{snip}
But Jackson didn’t just stop at ignoring precedent — she also tried to inject some late-night comedy timing into her writing. She actually included a parenthetical “wait for it,” as if her dissent were a stand-up routine rather than a legal document.
As I understand the concern, in this clash over the respective powers of two coordinate branches of Government, the majority sees a power grab — but not by a presumably lawless Executive choosing to act in a manner that flouts the plain text of the Constitution. Instead, to the majority, the power-hungry actors are . . . (wait for it) . . . the district courts.
It’s hard to imagine any of the Court’s great legal minds stooping to such gimmicks. And then it got worse.

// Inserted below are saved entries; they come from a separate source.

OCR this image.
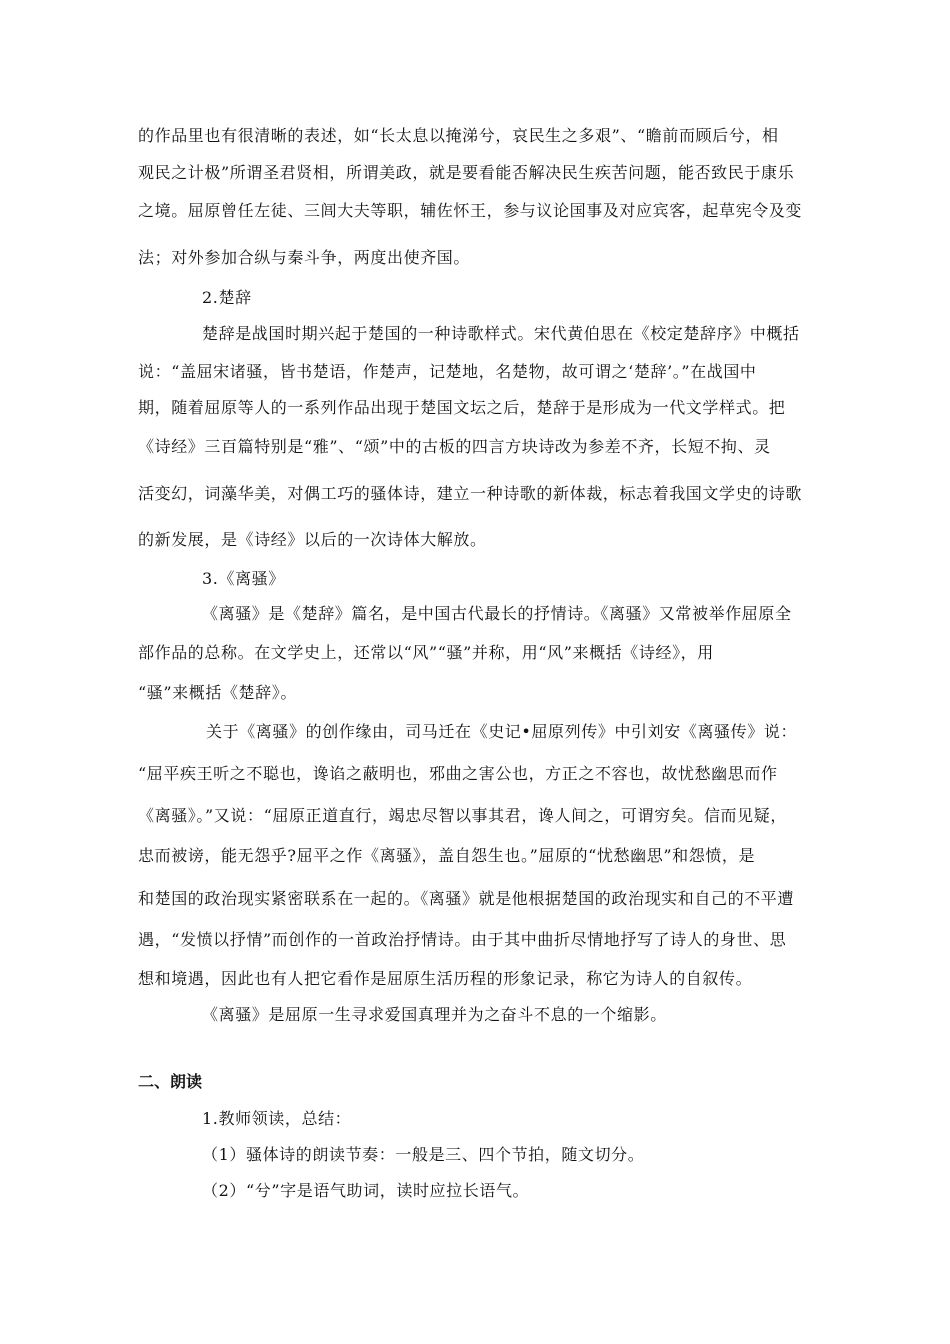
的作品里也有很清晰的表述，如“长太息以掩涕兮，哀民生之多艰”、“瞻前而顾后兮，相
观民之计极”所谓圣君贤相，所谓美政，就是要看能否解决民生疾苦问题，能否致民于康乐
之境。屈原曾任左徒、三闾大夫等职，辅佐怀王，参与议论国事及对应宾客，起草宪令及变
法；对外参加合纵与秦斗争，两度出使齐国。
2.楚辞
楚辞是战国时期兴起于楚国的一种诗歌样式。宋代黄伯思在《校定楚辞序》中概括
说：“盖屈宋诸骚，皆书楚语，作楚声，记楚地，名楚物，故可谓之‘楚辞’。”在战国中
期，随着屈原等人的一系列作品出现于楚国文坛之后，楚辞于是形成为一代文学样式。把
《诗经》三百篇特别是“雅”、“颂”中的古板的四言方块诗改为参差不齐，长短不拘、灵
活变幻，词藻华美，对偶工巧的骚体诗，建立一种诗歌的新体裁，标志着我国文学史的诗歌
的新发展，是《诗经》以后的一次诗体大解放。
3.《离骚》
《离骚》是《楚辞》篇名，是中国古代最长的抒情诗。《离骚》又常被举作屈原全
部作品的总称。在文学史上，还常以“风”“骚”并称，用“风”来概括《诗经》，用
“骚”来概括《楚辞》。
关于《离骚》的创作缘由，司马迁在《史记•屈原列传》中引刘安《离骚传》说：
“屈平疾王听之不聪也，谗谄之蔽明也，邪曲之害公也，方正之不容也，故忧愁幽思而作
《离骚》。”又说：“屈原正道直行，竭忠尽智以事其君，谗人间之，可谓穷矣。信而见疑，
忠而被谤，能无怨乎?屈平之作《离骚》，盖自怨生也。”屈原的“忧愁幽思”和怨愤，是
和楚国的政治现实紧密联系在一起的。《离骚》就是他根据楚国的政治现实和自己的不平遭
遇，“发愤以抒情”而创作的一首政治抒情诗。由于其中曲折尽情地抒写了诗人的身世、思
想和境遇，因此也有人把它看作是屈原生活历程的形象记录，称它为诗人的自叙传。
《离骚》是屈原一生寻求爱国真理并为之奋斗不息的一个缩影。
二、朗读
1.教师领读，总结：
（1）骚体诗的朗读节奏：一般是三、四个节拍，随文切分。
（2）“兮”字是语气助词，读时应拉长语气。
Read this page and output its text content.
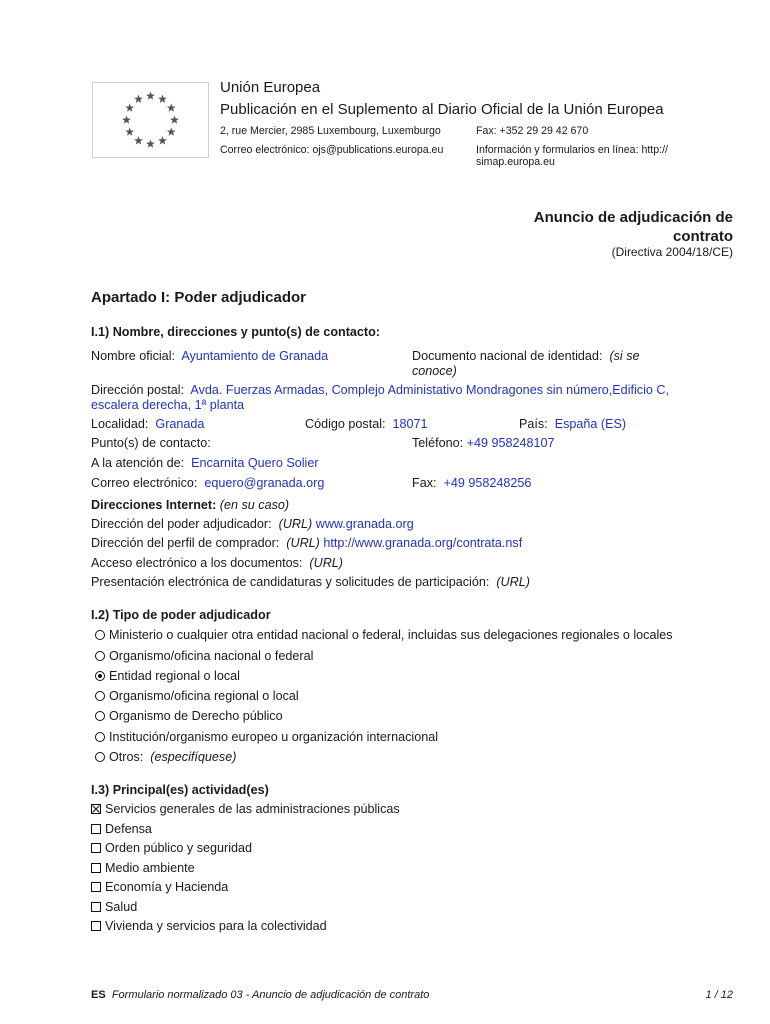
Unión Europea
Publicación en el Suplemento al Diario Oficial de la Unión Europea
2, rue Mercier, 2985 Luxembourg, Luxemburgo	Fax: +352 29 29 42 670
Correo electrónico: ojs@publications.europa.eu	Información y formularios en línea: http://
simap.europa.eu
Anuncio de adjudicación de
contrato
(Directiva 2004/18/CE)
Apartado I: Poder adjudicador
I.1) Nombre, direcciones y punto(s) de contacto:
Nombre oficial: Ayuntamiento de Granada	Documento nacional de identidad: (si se
conoce)
Dirección postal: Avda. Fuerzas Armadas, Complejo Administativo Mondragones sin número,Edificio C,
escalera derecha, 1ª planta
Localidad: Granada	Código postal: 18071	País: España (ES)
Punto(s) de contacto:	Teléfono: +49 958248107
A la atención de: Encarnita Quero Solier
Correo electrónico: equero@granada.org	Fax: +49 958248256
Direcciones Internet: (en su caso)
Dirección del poder adjudicador: (URL) www.granada.org
Dirección del perfil de comprador: (URL) http://www.granada.org/contrata.nsf
Acceso electrónico a los documentos: (URL)
Presentación electrónica de candidaturas y solicitudes de participación: (URL)
I.2) Tipo de poder adjudicador
Ministerio o cualquier otra entidad nacional o federal, incluidas sus delegaciones regionales o locales
Organismo/oficina nacional o federal
Entidad regional o local
Organismo/oficina regional o local
Organismo de Derecho público
Institución/organismo europeo u organización internacional
Otros: (especifíquese)
I.3) Principal(es) actividad(es)
Servicios generales de las administraciones públicas
Defensa
Orden público y seguridad
Medio ambiente
Economía y Hacienda
Salud
Vivienda y servicios para la colectividad
ES Formulario normalizado 03 - Anuncio de adjudicación de contrato	1 / 12
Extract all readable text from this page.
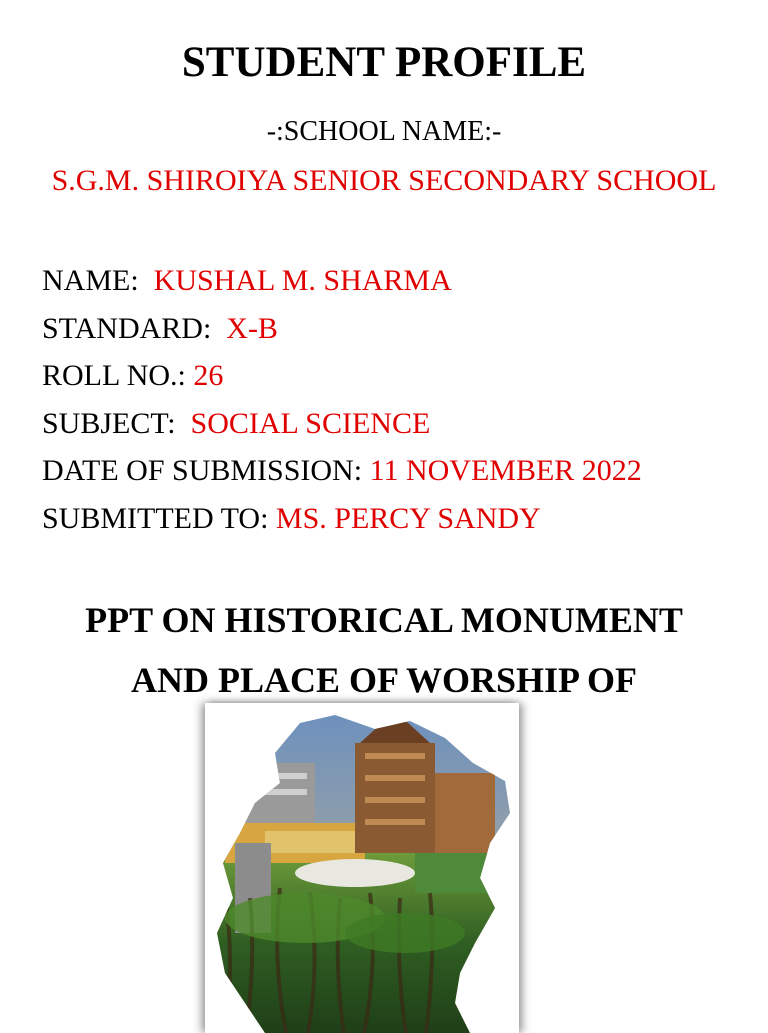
STUDENT PROFILE
-:SCHOOL NAME:-
S.G.M. SHIROIYA SENIOR SECONDARY SCHOOL
NAME: KUSHAL M. SHARMA
STANDARD: X-B
ROLL NO.: 26
SUBJECT: SOCIAL SCIENCE
DATE OF SUBMISSION: 11 NOVEMBER 2022
SUBMITTED TO: MS. PERCY SANDY
PPT ON HISTORICAL MONUMENT
AND PLACE OF WORSHIP OF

She took her dissent into science fiction territory. She actually wrote, “A Martian arriving here from another planet would see these circumstances and surely wonder: ‘what good is the Constitution, then?’”
I wonder what Martians would think about DEI hires?
Seriously, though, that was embarrassing. The highest court in the land is not the place for extraterrestrial thought experiments. The American people deserve justices who are anchored in reality, not ones who rely on what imaginary Martians might think of our Constitution.
{snip}
I know Joe Biden promised to nominate a black woman to the court, but couldn’t he have found someone with some intellectual rigor, respect for the Constitution, or seriousness befitting the Supreme Court?